Gross savings is based upon a 10 percent reduction in the total amount
paid for claims in Calendar Year 2019. We deducted from the gross
savings the anticipated cost for performing the prior authorization
reviews in order to estimate the net savings. Our gross savings
estimate of 10 percent is based on previous results from other prior
authorization programs,
[[Page 2058]]
including prior authorization of other DMEPOS items.
---------------------------------------------------------------------------
\4\ The additional PMD codes that will be added were not
included in the data analysis because PMD codes are already part of
a successful prior authorization program. Since some PMDs are
already subject to prior authorization, other PMDs may demonstrate
billing shifts across the policy groups, and as such, savings are
more difficult to accurately forecast and may be less identifiable.
---------------------------------------------------------------------------
The RFA requires agencies to analyze options for regulatory relief
of small entities. For purposes of the RFA, small entities include
small businesses, nonprofit organizations, and small governmental
jurisdictions. Most hospitals and most other providers and suppliers
are small entities, either by nonprofit status or by having revenues of
less than $8.0 million to $41.5 million in any 1 year. Individuals and
States are not included in the definition of a small entity. We are not
preparing an analysis for the RFA because we have determined, and the
Secretary certifies, that this regulatory document will not have a
significant economic impact on a substantial number of small entities.
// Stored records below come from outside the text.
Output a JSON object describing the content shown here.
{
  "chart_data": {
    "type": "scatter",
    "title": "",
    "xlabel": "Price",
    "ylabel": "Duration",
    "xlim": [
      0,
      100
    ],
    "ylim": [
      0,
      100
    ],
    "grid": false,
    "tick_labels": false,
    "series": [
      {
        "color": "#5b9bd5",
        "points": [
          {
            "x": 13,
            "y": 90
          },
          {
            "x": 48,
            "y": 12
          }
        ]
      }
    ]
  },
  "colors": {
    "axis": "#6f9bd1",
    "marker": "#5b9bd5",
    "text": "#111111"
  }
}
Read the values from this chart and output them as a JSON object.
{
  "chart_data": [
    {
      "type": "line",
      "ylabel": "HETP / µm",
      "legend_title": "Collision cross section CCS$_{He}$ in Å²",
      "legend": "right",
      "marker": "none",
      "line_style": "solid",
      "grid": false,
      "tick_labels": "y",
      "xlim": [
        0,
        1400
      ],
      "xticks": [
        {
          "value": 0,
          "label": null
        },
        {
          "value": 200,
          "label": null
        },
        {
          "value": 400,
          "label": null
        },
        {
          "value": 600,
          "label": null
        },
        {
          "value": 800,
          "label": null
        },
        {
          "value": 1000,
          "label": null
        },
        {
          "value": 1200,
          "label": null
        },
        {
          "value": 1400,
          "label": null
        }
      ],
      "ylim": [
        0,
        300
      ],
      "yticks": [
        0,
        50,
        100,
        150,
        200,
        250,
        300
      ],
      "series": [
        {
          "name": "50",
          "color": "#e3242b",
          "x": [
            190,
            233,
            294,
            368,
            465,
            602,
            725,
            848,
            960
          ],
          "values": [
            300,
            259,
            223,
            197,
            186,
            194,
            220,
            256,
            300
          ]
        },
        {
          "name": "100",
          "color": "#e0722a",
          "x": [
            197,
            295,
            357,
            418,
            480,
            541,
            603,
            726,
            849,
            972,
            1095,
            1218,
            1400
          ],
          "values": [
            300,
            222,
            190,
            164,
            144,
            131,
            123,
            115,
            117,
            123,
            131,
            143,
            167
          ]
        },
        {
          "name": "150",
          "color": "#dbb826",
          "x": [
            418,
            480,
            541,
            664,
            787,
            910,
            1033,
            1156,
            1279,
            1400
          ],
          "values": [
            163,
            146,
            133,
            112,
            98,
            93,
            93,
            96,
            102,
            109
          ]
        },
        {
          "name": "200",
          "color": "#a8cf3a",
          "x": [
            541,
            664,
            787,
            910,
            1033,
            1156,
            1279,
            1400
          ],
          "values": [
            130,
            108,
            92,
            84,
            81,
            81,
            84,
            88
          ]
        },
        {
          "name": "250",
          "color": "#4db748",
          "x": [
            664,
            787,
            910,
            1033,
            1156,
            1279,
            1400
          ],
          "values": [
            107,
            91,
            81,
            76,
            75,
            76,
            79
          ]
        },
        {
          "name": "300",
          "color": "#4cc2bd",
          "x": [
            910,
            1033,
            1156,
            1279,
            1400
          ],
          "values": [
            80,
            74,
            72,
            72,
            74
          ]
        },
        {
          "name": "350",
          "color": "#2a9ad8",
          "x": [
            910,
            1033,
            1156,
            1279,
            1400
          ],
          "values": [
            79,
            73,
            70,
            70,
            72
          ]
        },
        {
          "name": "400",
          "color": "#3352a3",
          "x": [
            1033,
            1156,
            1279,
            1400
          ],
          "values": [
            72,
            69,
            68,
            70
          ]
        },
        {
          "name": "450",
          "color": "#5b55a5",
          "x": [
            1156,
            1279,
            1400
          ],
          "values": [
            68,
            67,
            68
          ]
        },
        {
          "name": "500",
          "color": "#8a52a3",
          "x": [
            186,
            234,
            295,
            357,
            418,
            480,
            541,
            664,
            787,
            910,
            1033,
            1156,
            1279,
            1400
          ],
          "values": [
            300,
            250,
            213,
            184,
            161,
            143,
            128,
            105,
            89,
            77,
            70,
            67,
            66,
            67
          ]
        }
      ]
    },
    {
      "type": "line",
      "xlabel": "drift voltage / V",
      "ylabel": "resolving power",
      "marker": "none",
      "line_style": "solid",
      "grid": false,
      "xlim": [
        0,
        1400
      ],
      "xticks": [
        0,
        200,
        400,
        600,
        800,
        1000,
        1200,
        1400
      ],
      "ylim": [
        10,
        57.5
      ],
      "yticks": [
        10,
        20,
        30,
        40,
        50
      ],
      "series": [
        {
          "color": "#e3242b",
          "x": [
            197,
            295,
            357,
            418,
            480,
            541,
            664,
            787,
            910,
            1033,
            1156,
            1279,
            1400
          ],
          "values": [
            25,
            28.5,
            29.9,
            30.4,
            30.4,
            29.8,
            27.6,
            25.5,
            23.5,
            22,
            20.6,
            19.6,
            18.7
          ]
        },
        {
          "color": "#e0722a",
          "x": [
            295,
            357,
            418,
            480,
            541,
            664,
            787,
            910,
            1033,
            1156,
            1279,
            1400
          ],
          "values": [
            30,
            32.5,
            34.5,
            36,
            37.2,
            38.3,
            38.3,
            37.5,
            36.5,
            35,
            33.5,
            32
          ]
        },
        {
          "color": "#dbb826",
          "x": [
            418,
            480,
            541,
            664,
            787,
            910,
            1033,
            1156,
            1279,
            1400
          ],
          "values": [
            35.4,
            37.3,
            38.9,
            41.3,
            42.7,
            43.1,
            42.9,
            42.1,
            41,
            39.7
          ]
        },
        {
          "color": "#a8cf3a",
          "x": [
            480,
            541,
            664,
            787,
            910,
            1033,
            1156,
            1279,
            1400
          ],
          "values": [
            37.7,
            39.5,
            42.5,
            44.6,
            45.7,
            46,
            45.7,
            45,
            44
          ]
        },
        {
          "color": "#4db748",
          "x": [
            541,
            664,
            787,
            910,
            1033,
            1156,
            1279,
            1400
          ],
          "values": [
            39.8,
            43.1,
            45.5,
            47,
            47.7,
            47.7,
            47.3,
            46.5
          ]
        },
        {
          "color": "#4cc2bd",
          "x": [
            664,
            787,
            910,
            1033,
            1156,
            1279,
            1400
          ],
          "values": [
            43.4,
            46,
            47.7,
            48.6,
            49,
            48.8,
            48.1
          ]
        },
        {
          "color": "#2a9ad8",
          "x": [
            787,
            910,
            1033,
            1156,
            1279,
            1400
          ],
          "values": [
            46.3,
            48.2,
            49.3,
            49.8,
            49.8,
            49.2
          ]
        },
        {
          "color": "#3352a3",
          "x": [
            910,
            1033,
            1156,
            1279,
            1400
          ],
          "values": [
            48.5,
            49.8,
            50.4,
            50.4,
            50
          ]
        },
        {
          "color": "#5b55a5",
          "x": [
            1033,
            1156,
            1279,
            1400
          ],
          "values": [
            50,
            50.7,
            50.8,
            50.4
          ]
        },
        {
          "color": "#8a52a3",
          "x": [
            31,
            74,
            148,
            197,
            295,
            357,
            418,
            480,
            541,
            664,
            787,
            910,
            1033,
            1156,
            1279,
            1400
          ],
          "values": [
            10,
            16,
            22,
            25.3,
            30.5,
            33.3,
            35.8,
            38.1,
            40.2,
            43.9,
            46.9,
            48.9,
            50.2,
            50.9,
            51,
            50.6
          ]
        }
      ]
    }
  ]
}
In addition, section 1102(b) of the Act requires us to prepare an
RIA if a rule may have a significant impact on the operations of a
substantial number of small rural hospitals. This analysis must conform
to the provisions of section 604 of the RFA. For purposes of section
1102(b) of the Act, we define a small rural hospital as a hospital that
is located outside of a Metropolitan Statistical Area for Medicare
payment regulations and has fewer than 100 beds. We are not preparing
an analysis for section 1102(b) of the Act because we have determined,
and the Secretary certifies, that this regulatory document will not
have a significant impact on the operations of a substantial number of
small rural hospitals.
Section 202 of the Unfunded Mandates Reform Act of 1995 also
requires that agencies assess anticipated costs and benefits before
issuing any rule whose mandates require spending in any 1 year of $100
million in 1995 dollars, updated annually for inflation. In 2021, that
threshold is approximately $158 million. This regulatory document will
have no consequential effect on State, local, or tribal governments or
on the private sector.
Executive Order 13132 establishes certain requirements that an
agency must meet when it promulgates a proposed rule (and subsequent
final rule or other regulatory document) that imposes substantial
direct requirement costs on State and local governments, preempts State
law, or otherwise has Federalism implications. Since this regulatory
document does not impose any costs on State or local governments, the
requirements of Executive Order 13132 are not applicable.
In accordance with the provisions of Executive Order 12866, this
document was reviewed by the Office of Management and Budget.
The Administrator of the Centers for Medicare & Medicaid Services
(CMS), Chiquita Brooks-LaSure, having reviewed and approved this
document, authorizes Lynette Wilson, who is the Federal Register
Liaison, to electronically sign this document for purposes of
publication in the Federal Register.
Dated: January 10, 2022.
Lynette Wilson,
Federal Register Liaison, Centers for Medicare & Medicaid Services.